Vragen van het lid Omtzigt (CDA) aan de staatssecretaris van Financi ën en de ministers van Sociale Zaken en Werkgelegenheid en van Volksgezondheid, Welzijn en Sport over teruggaaf van teveel betaalde inkomensafhankelijke bijdrage zorgverzekeringswet (Ingezonden 17 maart 2008)

1.

Is het u bekend dat in mededeling 7 loonheffingen van de Belastingdienst (november 2007) werd beschreven hoe onder andere de teruggaaf van teveel betaalde inkomensafhankelijke bijdrage ZVW premie over 2006 zou plaatsvinden? Welke standaarden golden er uit algemene regels of uit die mededeling voor

  • minimumbedrag dat terugbetaald diende te worden;
  • uiterste termijn van terugbetaling;
  • werknemers die al in 2006 uit dienst getreden zijn;
  • verrekening met de loonbelasting/inkomstenbelasting van de werknemer?
    Kunt u deze standaarden op een rij zetten?

2.
Herinnert u zich dat u op 18 januari 2008 aan de Kamer meedeelde dat voor bedrijven die de termijn niet gehaald hadden andere standaarden gelden? Kunt u die op de punten uit vraag 1, vergelijken met de standaarden van bedrijven die wel op tijd hadden terugbetaald (Kamerstuk 31 066, nr. 25)?

Antwoord op vraag 1 en 2
In de periode maart - december 2007 is in de mededelingen loonheffingen diverse malen aandacht besteed aan de teruggaaf van teveel ingehouden inkomensafhankelijke bijdrage Zorgverzekeringswet (ZVW). Daarbij is uitwerking gegeven aan de wettelijke regeling volgens de ZVW. Deze regeling voorziet niet in een minimumbedrag waaronder geen teruggaaf plaatsvindt. De inhoudingsplichtige moet het voor een bepaalde werknemer terugontvangen bedrag als negatief loon boeken in het loontijdvak waarin de teruggaaf wordt ontvangen.
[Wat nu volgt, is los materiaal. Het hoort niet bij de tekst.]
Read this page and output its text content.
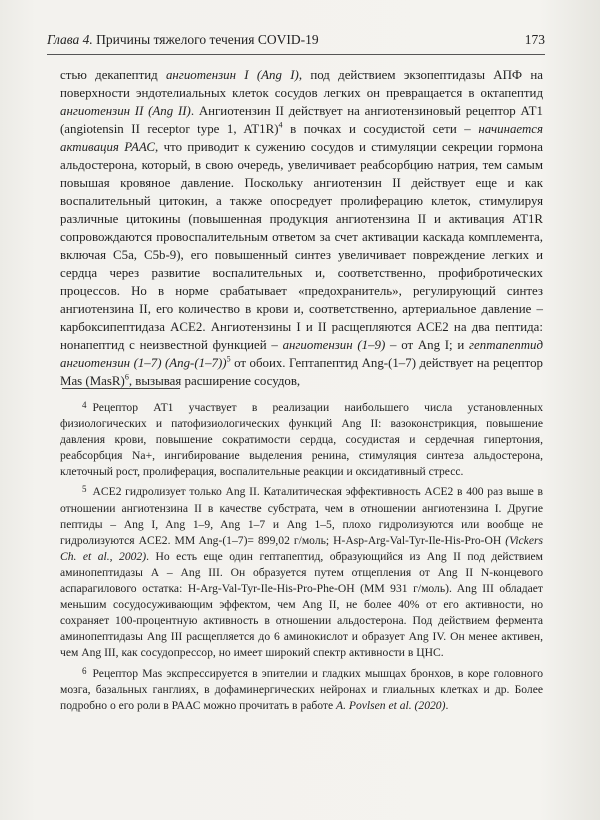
Глава 4. Причины тяжелого течения COVID-19	173

стью декапептид ангиотензин I (Ang I), под действием экзопептидазы АПФ на поверхности эндотелиальных клеток сосудов легких он превращается в октапептид ангиотензин II (Ang II). Ангиотензин II действует на ангиотензиновый рецептор АТ1 (angiotensin II receptor type 1, AT1R)$^4$ в почках и сосудистой сети – начинается активация РААС, что приводит к сужению сосудов и стимуляции секреции гормона альдостерона, который, в свою очередь, увеличивает реабсорбцию натрия, тем самым повышая кровяное давление. Поскольку ангиотензин II действует еще и как воспалительный цитокин, а также опосредует пролиферацию клеток, стимулируя различные цитокины (повышенная продукция ангиотензина II и активация AT1R сопровождаются провоспалительным ответом за счет активации каскада комплемента, включая С5а, С5b-9), его повышенный синтез увеличивает повреждение легких и сердца через развитие воспалительных и, соответственно, профибротических процессов. Но в норме срабатывает «предохранитель», регулирующий синтез ангиотензина II, его количество в крови и, соответственно, артериальное давление – карбоксипептидаза ACE2. Ангиотензины I и II расщепляются ACE2 на два пептида: нонапептид с неизвестной функцией – ангиотензин (1–9) – от Ang I; и гептапептид ангиотензин (1–7) $(Ang-(1-7))^5$ от обоих. Гептапептид Ang-(1–7) действует на рецептор Mas (MasR)$^6$, вызывая расширение сосудов,

$^4$ Рецептор АТ1 участвует в реализации наибольшего числа установленных физиологических и патофизиологических функций Ang II: вазоконстрикция, повышение давления крови, повышение сократимости сердца, сосудистая и сердечная гипертония, реабсорбция Na+, ингибирование выделения ренина, стимуляция синтеза альдостерона, клеточный рост, пролиферация, воспалительные реакции и оксидативный стресс.

$^5$ ACE2 гидролизует только Ang II. Каталитическая эффективность ACE2 в 400 раз выше в отношении ангиотензина II в качестве субстрата, чем в отношении ангиотензина I. Другие пептиды – Ang I, Ang 1–9, Ang 1–7 и Ang 1–5, плохо гидролизуются или вообще не гидролизуются ACE2. MM Ang-(1–7)= 899,02 г/моль; H-Asp-Arg-Val-Tyr-Ile-His-Pro-OH (Vickers Ch. et al., 2002). Но есть еще один гептапептид, образующийся из Ang II под действием аминопептидазы А – Ang III. Он образуется путем отщепления от Ang II N-концевого аспарагилового остатка: H-Arg-Val-Tyr-Ile-His-Pro-Phe-OH (MM 931 г/моль). Ang III обладает меньшим сосудосуживающим эффектом, чем Ang II, не более 40% от его активности, но сохраняет 100-процентную активность в отношении альдостерона. Под действием фермента аминопептидазы Ang III расщепляется до 6 аминокислот и образует Ang IV. Он менее активен, чем Ang III, как сосудопрессор, но имеет широкий спектр активности в ЦНС.

$^6$ Рецептор Mas экспрессируется в эпителии и гладких мышцах бронхов, в коре головного мозга, базальных ганглиях, в дофаминергических нейронах и глиальных клетках и др. Более подробно о его роли в РААС можно прочитать в работе A. Povlsen et al. (2020).
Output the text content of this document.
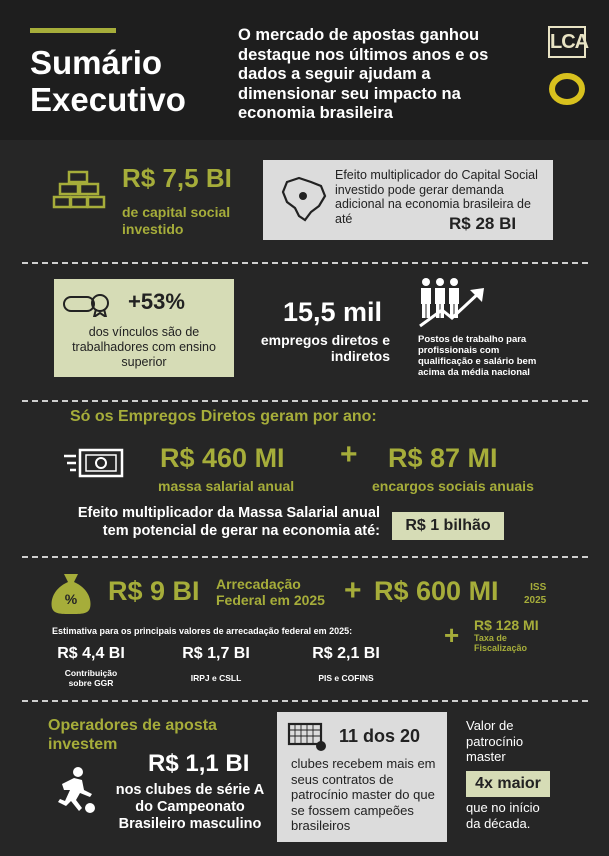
Sumário
Executivo
O mercado de apostas ganhou destaque nos últimos anos e os dados a seguir ajudam a dimensionar seu impacto na economia brasileira
LCA
R$ 7,5 BI
de capital social investido
Efeito multiplicador do Capital Social investido pode gerar demanda adicional na economia brasileira de até	R$ 28 BI
+53%
dos vínculos são de trabalhadores com ensino superior
15,5 mil
empregos diretos e indiretos
Postos de trabalho para profissionais com qualificação e salário bem acima da média nacional
Só os Empregos Diretos geram por ano:
R$ 460 MI
massa salarial anual
+ R$ 87 MI
encargos sociais anuais
Efeito multiplicador da Massa Salarial anual
tem potencial de gerar na economia até:	R$ 1 bilhão
% R$ 9 BI Arrecadação
Federal em 2025 + R$ 600 MI	ISS
2025
Estimativa para os principais valores de arrecadação federal em 2025:
R$ 4,4 BI
Contribuição sobre GGR
R$ 1,7 BI
IRPJ e CSLL
R$ 2,1 BI
PIS e COFINS
+ R$ 128 MI
Taxa de Fiscalização
Operadores de aposta
investem
R$ 1,1 BI
nos clubes de série A do Campeonato Brasileiro masculino
11 dos 20
clubes recebem mais em seus contratos de patrocínio master do que se fossem campeões brasileiros
Valor de patrocínio master
4x maior
que no início da década.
Voor werknemers die niet meer in dienst zijn op het tijdstip van de uitbetaling aan de inhoudingsplichtige worden twee situaties onderscheiden. In de eerste situatie heeft de werknemer in het jaar van uitbetaling nog wel loon van zijn inhoudingsplichtige ontvangen. In dat geval moet de inhoudingsplichtige voor de werknemer nog een loonaangifte doen, waarop het terugontvangen bedrag als negatief loon wordt vermeld. Op de door de inhoudingsplichtige uitgereikte jaaropgaaf wordt het negatieve loon gesaldeerd met het ook ontvangen positieve loon. Als in het lopende jaar geen loonuitbetalingen aan de desbetreffende werknemer meer zijn gedaan, kan de inhoudingsplichtige volstaan met het uitreiken van een jaaropgaaf aan de werknemer waarop het negatieve loon is vermeld. In beide gevallen ontvangt de werknemer de verrekening voor eerder teveel ingehouden inkomensafhankelijke bijdrage ZVW terug via zijn aangifte inkomstenbelasting.

Nadat in december 2007 uitbetalingen hadden plaatsgevonden, bleek er in de praktijk een aantal problemen te rijzen die om een oplossing vroegen. Deze zijn geadresseerd in de brief van 18 januari 20081. Allereerst kunnen inhoudingsplichtigen ervoor kiezen bedragen van maximaal € 13 per werknemer niet als negatief loon in hun loonadministratie te verwerken, omdat de daarmee samenhangende administratieve last niet in verhouding zou staan tot het daarmee te bereiken voordeel voor de werknemer.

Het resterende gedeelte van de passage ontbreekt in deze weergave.